La brisa de la mañana le dio de lleno en la cara. El sol en el horizonte, las hojas de los árboles meciéndose suavemente, el olor de rosas y césped recién cortado,... Todo ello la hizo sonreír. Fue la primera vez en mucho tiempo. Y lo añoraba. Más que cualquier otra cosa en el mundo. Minutos más tarde, cuando se sintió de nuevo cansada y dispuesta a regresar a su cama, vio una extraña figura en el campanario de la Academia.
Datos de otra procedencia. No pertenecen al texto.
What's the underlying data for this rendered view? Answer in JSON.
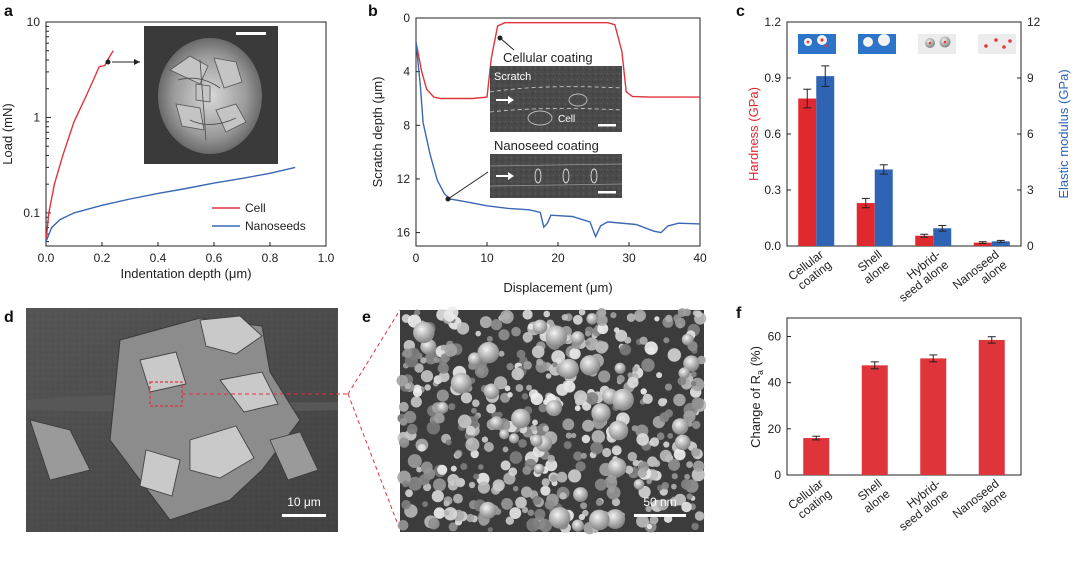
{
  "panel_labels": [
    "a",
    "b",
    "c",
    "d",
    "e",
    "f"
  ],
  "chart_data": [
    {
      "panel": "a",
      "type": "line",
      "xlabel": "Indentation depth (μm)",
      "ylabel": "Load (mN)",
      "xlim": [
        0,
        1.0
      ],
      "ylim": [
        0.045,
        10
      ],
      "yscale": "log",
      "x_ticks": [
        "0.0",
        "0.2",
        "0.4",
        "0.6",
        "0.8",
        "1.0"
      ],
      "y_ticks": [
        "0.1",
        "1",
        "10"
      ],
      "legend_position": "bottom-right",
      "series": [
        {
          "name": "Cell",
          "color": "#e0343b",
          "x": [
            0,
            0.01,
            0.03,
            0.06,
            0.1,
            0.14,
            0.17,
            0.19,
            0.21,
            0.22,
            0.24
          ],
          "y": [
            0.05,
            0.1,
            0.2,
            0.4,
            0.9,
            1.6,
            2.5,
            3.4,
            3.5,
            4.0,
            5.0
          ]
        },
        {
          "name": "Nanoseeds",
          "color": "#3a68b3",
          "x": [
            0,
            0.02,
            0.05,
            0.1,
            0.2,
            0.3,
            0.4,
            0.5,
            0.6,
            0.7,
            0.8,
            0.89
          ],
          "y": [
            0.05,
            0.07,
            0.085,
            0.1,
            0.12,
            0.14,
            0.16,
            0.18,
            0.205,
            0.23,
            0.26,
            0.3
          ]
        }
      ]
    },
    {
      "panel": "b",
      "type": "line",
      "xlabel": "Displacement (μm)",
      "ylabel": "Scratch depth (μm)",
      "xlim": [
        0,
        40
      ],
      "ylim": [
        17,
        0
      ],
      "x_ticks": [
        "0",
        "10",
        "20",
        "30",
        "40"
      ],
      "y_ticks": [
        "0",
        "4",
        "8",
        "12",
        "16"
      ],
      "insets": [
        {
          "title": "Cellular coating",
          "labels": [
            "Scratch",
            "Cell"
          ]
        },
        {
          "title": "Nanoseed coating",
          "labels": []
        }
      ],
      "series": [
        {
          "name": "Cellular coating",
          "color": "#e0343b",
          "x": [
            0,
            0.8,
            1.5,
            2.5,
            3.5,
            5,
            8,
            10,
            10.6,
            11.5,
            12.5,
            20,
            27,
            28,
            29,
            29.6,
            30.5,
            33,
            36,
            40
          ],
          "y": [
            1.8,
            4.0,
            5.3,
            5.9,
            6.0,
            6.0,
            6.0,
            5.9,
            3.0,
            0.6,
            0.35,
            0.35,
            0.35,
            0.5,
            2.5,
            5.5,
            5.85,
            5.9,
            5.9,
            5.9
          ]
        },
        {
          "name": "Nanoseed coating",
          "color": "#3a68b3",
          "x": [
            0,
            0.6,
            1,
            2,
            3,
            4,
            4.8,
            6,
            8,
            10,
            13,
            16,
            17.5,
            18,
            18.5,
            19,
            22,
            24.5,
            25.3,
            26,
            27,
            31,
            33.5,
            34.5,
            35.5,
            37,
            40
          ],
          "y": [
            1.8,
            5,
            7.8,
            10.2,
            12.1,
            13.1,
            13.5,
            13.6,
            13.8,
            14.0,
            14.2,
            14.3,
            14.5,
            15.6,
            15.3,
            14.7,
            14.8,
            15.2,
            16.3,
            15.5,
            15.2,
            15.4,
            15.9,
            16.0,
            15.5,
            15.3,
            15.35
          ]
        }
      ]
    },
    {
      "panel": "c",
      "type": "bar",
      "categories": [
        "Cellular coating",
        "Shell alone",
        "Hybrid-seed alone",
        "Nanoseed alone"
      ],
      "category_lines": [
        [
          "Cellular",
          "coating"
        ],
        [
          "Shell",
          "alone"
        ],
        [
          "Hybrid-",
          "seed alone"
        ],
        [
          "Nanoseed",
          "alone"
        ]
      ],
      "ylabel": "Hardness (GPa)",
      "y2label": "Elastic modulus (GPa)",
      "ylim": [
        0,
        1.2
      ],
      "y2lim": [
        0,
        12
      ],
      "y_ticks": [
        "0.0",
        "0.3",
        "0.6",
        "0.9",
        "1.2"
      ],
      "y2_ticks": [
        "0",
        "3",
        "6",
        "9",
        "12"
      ],
      "series": [
        {
          "name": "Hardness (GPa)",
          "axis": "left",
          "color": "#e0282f",
          "values": [
            0.79,
            0.23,
            0.055,
            0.018
          ],
          "errors": [
            0.05,
            0.025,
            0.008,
            0.005
          ]
        },
        {
          "name": "Elastic modulus (GPa)",
          "axis": "right",
          "color": "#2f64b5",
          "values": [
            9.1,
            4.1,
            0.95,
            0.25
          ],
          "errors": [
            0.55,
            0.25,
            0.15,
            0.05
          ]
        }
      ]
    },
    {
      "panel": "f",
      "type": "bar",
      "categories": [
        "Cellular coating",
        "Shell alone",
        "Hybrid-seed alone",
        "Nanoseed alone"
      ],
      "category_lines": [
        [
          "Cellular",
          "coating"
        ],
        [
          "Shell",
          "alone"
        ],
        [
          "Hybrid-",
          "seed alone"
        ],
        [
          "Nanoseed",
          "alone"
        ]
      ],
      "ylabel": "Change of R_a (%)",
      "ylim": [
        0,
        68
      ],
      "y_ticks": [
        "0",
        "20",
        "40",
        "60"
      ],
      "series": [
        {
          "name": "Change of Ra (%)",
          "color": "#e0343b",
          "values": [
            16,
            47.5,
            50.5,
            58.5
          ],
          "errors": [
            0.8,
            1.5,
            1.5,
            1.4
          ]
        }
      ]
    }
  ],
  "micrographs": {
    "a_inset": {
      "scale": ""
    },
    "d": {
      "scale": "10 μm"
    },
    "e": {
      "scale": "50 nm"
    }
  },
  "colors": {
    "cell": "#e0343b",
    "nanoseed": "#3a68b3",
    "hardness": "#e0282f",
    "modulus": "#2f64b5"
  }
}
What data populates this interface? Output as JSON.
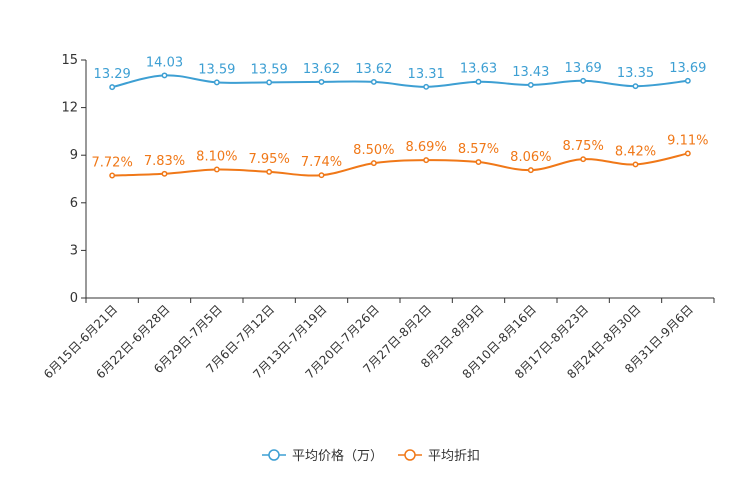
{
  "chart_data": {
    "type": "line",
    "title": "",
    "xlabel": "",
    "ylabel": "",
    "ylim": [
      0,
      15
    ],
    "yticks": [
      0,
      3,
      6,
      9,
      12,
      15
    ],
    "grid": false,
    "legend_position": "bottom-center",
    "categories": [
      "6月15日-6月21日",
      "6月22日-6月28日",
      "6月29日-7月5日",
      "7月6日-7月12日",
      "7月13日-7月19日",
      "7月20日-7月26日",
      "7月27日-8月2日",
      "8月3日-8月9日",
      "8月10日-8月16日",
      "8月17日-8月23日",
      "8月24日-8月30日",
      "8月31日-9月6日"
    ],
    "series": [
      {
        "name": "平均价格（万）",
        "color": "#3d9fd3",
        "values": [
          13.29,
          14.03,
          13.59,
          13.59,
          13.62,
          13.62,
          13.31,
          13.63,
          13.43,
          13.69,
          13.35,
          13.69
        ],
        "labels": [
          "13.29",
          "14.03",
          "13.59",
          "13.59",
          "13.62",
          "13.62",
          "13.31",
          "13.63",
          "13.43",
          "13.69",
          "13.35",
          "13.69"
        ]
      },
      {
        "name": "平均折扣",
        "color": "#f07818",
        "values": [
          7.72,
          7.83,
          8.1,
          7.95,
          7.74,
          8.5,
          8.69,
          8.57,
          8.06,
          8.75,
          8.42,
          9.11
        ],
        "labels": [
          "7.72%",
          "7.83%",
          "8.10%",
          "7.95%",
          "7.74%",
          "8.50%",
          "8.69%",
          "8.57%",
          "8.06%",
          "8.75%",
          "8.42%",
          "9.11%"
        ]
      }
    ]
  }
}
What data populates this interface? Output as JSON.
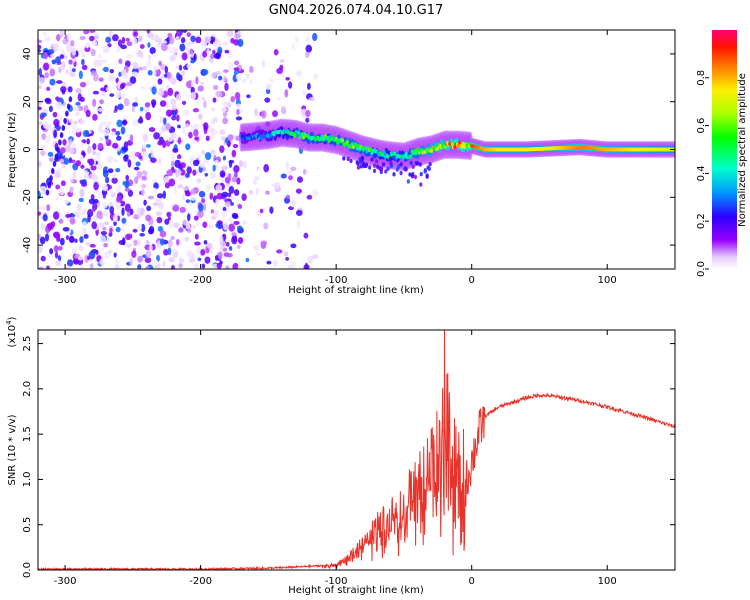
{
  "title": "GN04.2026.074.04.10.G17",
  "colors": {
    "snr_line": "#e8332a",
    "spectrogram_ridge": "#7a00ff"
  },
  "chart_data": [
    {
      "type": "heatmap",
      "name": "spectrogram",
      "title": "GN04.2026.074.04.10.G17",
      "xlabel": "Height of straight line (km)",
      "ylabel": "Frequency (Hz)",
      "xlim": [
        -320,
        150
      ],
      "ylim": [
        -50,
        50
      ],
      "xticks": [
        -300,
        -200,
        -100,
        0,
        100
      ],
      "xtick_labels": [
        "-300",
        "-200",
        "-100",
        "0",
        "100"
      ],
      "yticks": [
        -40,
        -20,
        0,
        20,
        40
      ],
      "ytick_labels": [
        "-40",
        "-20",
        "0",
        "20",
        "40"
      ],
      "colorbar": {
        "label": "Normalized spectral amplitude",
        "range": [
          0,
          1
        ],
        "ticks": [
          0.0,
          0.2,
          0.4,
          0.6,
          0.8
        ],
        "tick_labels": [
          "0.0",
          "0.2",
          "0.4",
          "0.6",
          "0.8"
        ]
      },
      "ridge": {
        "heights_km": [
          -170,
          -160,
          -150,
          -140,
          -130,
          -120,
          -110,
          -100,
          -90,
          -80,
          -70,
          -60,
          -50,
          -40,
          -30,
          -20,
          -10,
          0,
          10,
          20,
          40,
          60,
          80,
          100,
          120,
          150
        ],
        "freq_hz": [
          5,
          5.5,
          6,
          7,
          6.5,
          5,
          5,
          4,
          2,
          0,
          -1.5,
          -2.5,
          -3,
          -1,
          0,
          2,
          2,
          1.5,
          0,
          0,
          0,
          0.5,
          1,
          0,
          0,
          0
        ],
        "amplitude": [
          0.3,
          0.35,
          0.4,
          0.5,
          0.55,
          0.6,
          0.55,
          0.6,
          0.65,
          0.6,
          0.55,
          0.5,
          0.55,
          0.65,
          0.75,
          0.85,
          0.9,
          0.9,
          0.8,
          0.75,
          0.75,
          0.75,
          0.85,
          0.8,
          0.75,
          0.7
        ]
      },
      "noise_region_km": [
        -320,
        -115
      ]
    },
    {
      "type": "line",
      "name": "snr",
      "xlabel": "Height of straight line (km)",
      "ylabel": "SNR (10 * v/v)",
      "scale_label": "(x10",
      "scale_exponent": "4",
      "xlim": [
        -320,
        150
      ],
      "ylim": [
        0,
        2.65
      ],
      "xticks": [
        -300,
        -200,
        -100,
        0,
        100
      ],
      "xtick_labels": [
        "-300",
        "-200",
        "-100",
        "0",
        "100"
      ],
      "yticks": [
        0.0,
        0.5,
        1.0,
        1.5,
        2.0,
        2.5
      ],
      "ytick_labels": [
        "0.0",
        "0.5",
        "1.0",
        "1.5",
        "2.0",
        "2.5"
      ],
      "x": [
        -320,
        -250,
        -200,
        -150,
        -120,
        -100,
        -90,
        -80,
        -70,
        -60,
        -50,
        -40,
        -35,
        -30,
        -25,
        -20,
        -15,
        -10,
        -5,
        0,
        5,
        10,
        20,
        30,
        40,
        50,
        60,
        80,
        100,
        120,
        150
      ],
      "y": [
        0.01,
        0.01,
        0.01,
        0.02,
        0.04,
        0.06,
        0.15,
        0.3,
        0.45,
        0.55,
        0.65,
        0.8,
        0.9,
        1.0,
        1.15,
        1.3,
        1.2,
        1.0,
        0.9,
        1.2,
        1.5,
        1.7,
        1.8,
        1.85,
        1.9,
        1.93,
        1.92,
        1.87,
        1.8,
        1.72,
        1.58
      ],
      "max_spike": {
        "x": -20,
        "y": 2.65
      }
    }
  ]
}
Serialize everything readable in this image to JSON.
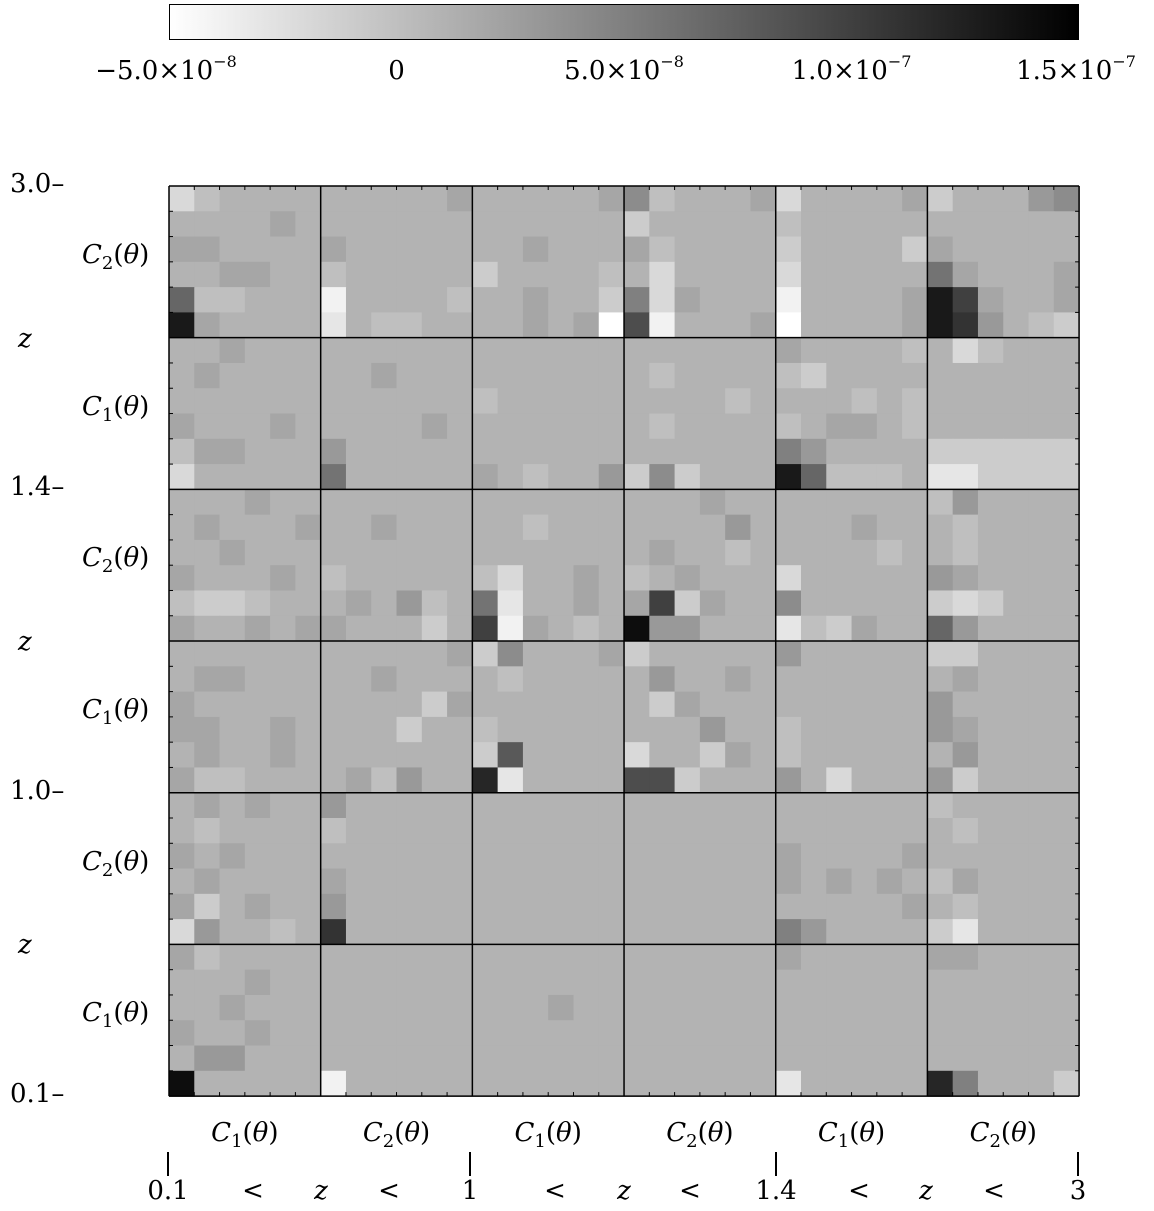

No podía distinguirla bien, pero podía asegurar que era humana. Pobre Matildè. No tenía ni idea de que, en unos segundos, podría verla mucho más de cerca. Y es que, ante su sorpresa, aquel cuerpo se tiró del campanario frente a sus narices. Cerró los ojos. Sintió algo salpicando en su cara. Sangre fresca. Y pegajosa. Ya podía asegurarse a sí misma que jamás se olvidaría de aquel sonido.
La carne y sus huesos espachurrándose con fuerza en el camino de gravilla. No abrió inmediatamente sus ojos. Permaneció en estado de shock, estupefacta, confusa, y sobre todo, asustada. Tenía miedo de abrir los ojos y ver frente a ella un cadáver. Sentía el pánico apoderándose de ella. Faltaban unos segundos para que comenzara a gritar, histérica.
Y lo hizo tras ver que el cadáver que yacía tumbado frente a ella no era ni más ni menos que el de Emmanuel Lombardo.